摘要
在评价人工髋关节生物材料摩擦磨损特性以及验证其理论计算结果与实际应用的吻合程度时往往需进行摩擦学试验。而摩擦学试验结果在很大程度上受试验设备影响。因此,所选用试验机应能模拟关节副实际工况条件,构造出与人体髋关节摩擦情况类似的摩擦实验环境。本文选用了并联仿生模块作为髋关节试验机的主体运动部分。由于须模拟实际人体髋关节的生物环境,不但其运动学性能要满足关节臼与关节球之间的相对运动特性,而且其承载能力也要符合关节之间快速变化载荷的要求。因此,并联仿生模块的选择必须满足三个转动自由度的运动要求以及一个平动自由度的加载动力要求,考虑到机构运动与动力特性求解、研制成本等原因,本项目中并联仿生模块选择1移动3转动的四自由度并联模块。为了使所研制的并联模块具有优异的仿生运动与动力性能,需要从并联仿生模块的构型综合、运动学分析、奇异位形求解、工作空间优化等关键技术分别进行研究,最后研制出一台3SPS+1PS型髋关节并联仿生试验样机。本文主要研究内容如下:
随机抽取了20位试验者对实际人体髋关节生物特性进行试验分析。通过OptotrakCertus运动系统对试验者的各种步态动作的三维运动学参数进行捕捉采集,并建立参数的三维模型。通过对运动学参数的统计学研究,为并联式髋关节试验机轨迹规划提供了实验数据。
采用四元素参数对以3SPS+1PS型对称并联机构为核心的髋关节试验机进行运动学建模,并且描述了机构的空间位姿,建立了机构位移逆/正方程、速度逆/正方程,加速度逆/正方程及Jacobi矩阵。根据实际人体髋关节运动步态轨迹,规划了该机构动平台的运动轨迹。由机构逆运动学方程求得各支链驱动杆的位移、速度及加速度变化曲线,根据所得数值结果给各驱动杆赋值可实现所规划的动平台轨迹。
针对3SPS+1PS并联机构,建立了该机构支链与动平台的静力学平衡方程,由机构静态力学转换矩阵P的plǜcker坐标表达式得到六条空间分析直线,通过该六条直线之间的线性相关性可对该机构奇异位形进行研究。基于Grassmann几何理论,从奇异位形的空间几何本质入手,得到该机构的线簇秩1到5的32种奇异位形。其中低秩奇异位形较多也较复杂,但其空间几何分布易于理解,奇异曲面和奇异曲线的表达式较简单,在轨迹规划时,不会造成多大的困难。高秩奇异位形简单对机构的运动轨迹规划非常有利。
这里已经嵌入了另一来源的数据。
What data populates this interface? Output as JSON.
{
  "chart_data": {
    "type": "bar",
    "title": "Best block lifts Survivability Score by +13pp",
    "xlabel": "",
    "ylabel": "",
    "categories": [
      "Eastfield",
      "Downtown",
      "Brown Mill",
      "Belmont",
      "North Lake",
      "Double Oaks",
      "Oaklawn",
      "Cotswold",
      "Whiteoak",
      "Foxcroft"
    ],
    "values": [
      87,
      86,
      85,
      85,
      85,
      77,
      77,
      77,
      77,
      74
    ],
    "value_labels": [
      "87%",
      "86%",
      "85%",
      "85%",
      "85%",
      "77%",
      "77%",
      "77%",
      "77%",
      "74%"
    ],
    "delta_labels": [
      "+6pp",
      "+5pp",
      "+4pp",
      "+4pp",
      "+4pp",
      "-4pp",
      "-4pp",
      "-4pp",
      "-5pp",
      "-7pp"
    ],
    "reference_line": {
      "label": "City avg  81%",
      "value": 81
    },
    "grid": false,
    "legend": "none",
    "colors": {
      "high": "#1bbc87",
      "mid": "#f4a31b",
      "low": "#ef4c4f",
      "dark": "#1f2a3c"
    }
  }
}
基于四元数法描述了3SPS+1PS并联仿生试验平台的位姿,提出了该并联仿生试验平台的机构无量纲Jacobi矩阵。根据四元数和Euler角的转换关系,将动平台姿态空间数值结果集合用Euler角参数在三维坐标中可视化表示,既避免了用Euler角描述动平台的位姿时出现的奇异问题,又使姿态空间表达地更直观。分析并仿真了该机构的可达姿态工作空间,得到了姿态运动空间的优化结构参数。将机构无量纲Jacobi矩阵条件数允许值取为15~20范围内作为约束条件,得到了较大体积的灵活姿态空间。进一步约束无量纲Jacobi矩阵条件数允许值及其奇异值取值范围,得到了在运动空间内机构允许运动速度及控制精度。
采用UG NX建立机构三维模型,利用ADAMS进行运动学和动力学仿真,求解出3SPS+1PS四自由度并联机构正解和逆解。基于UG建立的机构三维模型,根据逆运动学求解并模拟了该机构动平台绕定坐标系各轴的6个转动极值时的位姿情况,可得机构能够实现模拟人体髋关节的运动空间。在验证机构运动正确性的基础上,根据实际人体髋关节的生物特性,在机构动平台上施加一外载荷,利用反解求得其运动规律,然后进行机构的动力学仿真分析。通过ANSYS对其在不同载荷情况下整体静力学、动力学进行了分析,确定了机构的应力应变、固有频率及振型,避免了机构运动时与固有频率相近振源的干扰。
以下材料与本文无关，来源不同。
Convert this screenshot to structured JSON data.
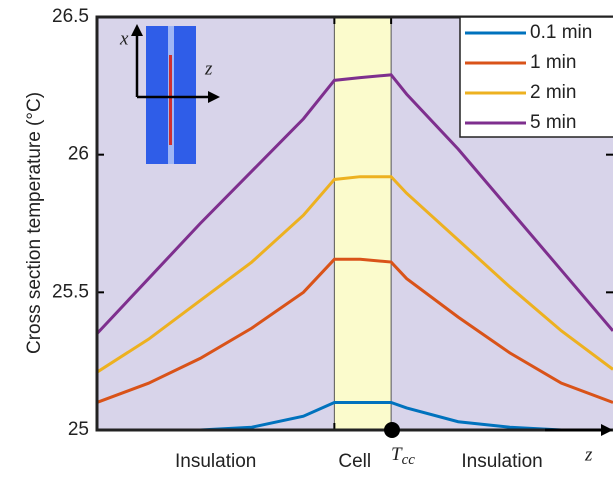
{
  "chart_data": {
    "type": "line",
    "y_label": "Cross section temperature (°C)",
    "x": [
      0,
      10,
      20,
      30,
      40,
      46,
      51,
      57,
      60,
      70,
      80,
      90,
      100
    ],
    "xlim": [
      0,
      100
    ],
    "ylim": [
      25,
      26.5
    ],
    "yticks": [
      25,
      25.5,
      26,
      26.5
    ],
    "cell_range": [
      46,
      57
    ],
    "region_labels": [
      "Insulation",
      "Cell",
      "Insulation"
    ],
    "axis_label_z": "z",
    "marker_label": {
      "text": "T",
      "subscript": "cc"
    },
    "inset_labels": [
      "x",
      "z"
    ],
    "legend_position": "upper right",
    "background_color": "#d8d4ea",
    "cell_color": "#fbfbcc",
    "series": [
      {
        "name": "0.1 min",
        "color": "#0072bd",
        "values": [
          25.0,
          25.0,
          25.0,
          25.01,
          25.05,
          25.1,
          25.1,
          25.1,
          25.08,
          25.03,
          25.01,
          25.0,
          25.0
        ]
      },
      {
        "name": "1 min",
        "color": "#d95319",
        "values": [
          25.1,
          25.17,
          25.26,
          25.37,
          25.5,
          25.62,
          25.62,
          25.61,
          25.55,
          25.41,
          25.28,
          25.17,
          25.1
        ]
      },
      {
        "name": "2 min",
        "color": "#edb120",
        "values": [
          25.21,
          25.33,
          25.47,
          25.61,
          25.78,
          25.91,
          25.92,
          25.92,
          25.86,
          25.69,
          25.52,
          25.36,
          25.22
        ]
      },
      {
        "name": "5 min",
        "color": "#7e2f8e",
        "values": [
          25.35,
          25.55,
          25.75,
          25.94,
          26.13,
          26.27,
          26.28,
          26.29,
          26.22,
          26.02,
          25.8,
          25.58,
          25.36
        ]
      }
    ]
  }
}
根据前述的运动学与动力学分析结果,制定了机构的总体设计方案,并结合试验机的设计要求,对机构在机械加工与装配过程中进行了详细设计,研制了髋关节试验机的样机。建立了以工控机、控制柜、电动缸和液压加载模块为核心的系统控制结构,采用了批量传递为辅、先置轨迹规划为主的数据传递模式,有效的减少了数据传递量,提高了系统的稳定性,加快了系统响应速度。最后,并对实验系统的机械结构以及控制方式等方面提出了改进意见。
In order to evaluate friction and wear characteristics of hip joint prosthesis biomaterials as well as to verify the coincidence between its theoretical results and test results, a tribology test for the biomaterials is primarily important. However, the accuracy of the tribology test largely depends on test simulators. Therefore, the hip joint simulators intend to simulate the actual working conditions of the human hip joint. In this dissertation, as the key component of a novel hip joint simulator, a bionic parallel mechanism is proposed. The hip joint simulator should provide the movement and dynamic alternating load between the joint and acetabular. Therefore, the parallel mechanism should at least have three rotations movement and one translation which produces load, i.e. the degree of freedoms of the bionic parallel mechanism are more than or equal to 4. Moreover, taking kinematic and dynamic performance of the mechanism and its manufacture cast into consideration, the degree of freedoms of the bionic parallel mechanism are set as 4, i.e. 4-DOF parallel mechanism which has one translation and three rotations. In order to make sure the parallel mechanism can accurately represent bionic motion and dynamic, it need to analyze the mechanism type- synthesis, kinematics, singular configurations, and workspace optimization, and so on. Finally, a 3SPS+1PS bionic parallel mechanism as a novel hip joint simulator is developed. The main study works in this paper are as follows:
20 healthy young adults are randomly recruited for gait analysis of the human hip joint. 3D movement kinematics parameters of all kinds of gait are captured using an Optotrak Certus motion capture system, and then used to create a model from which kinematics is determined. Through the statistically analysis of the interested kinematic variables, experimental data are obtained for planning trajectory of the parallel hip joint test mechanism.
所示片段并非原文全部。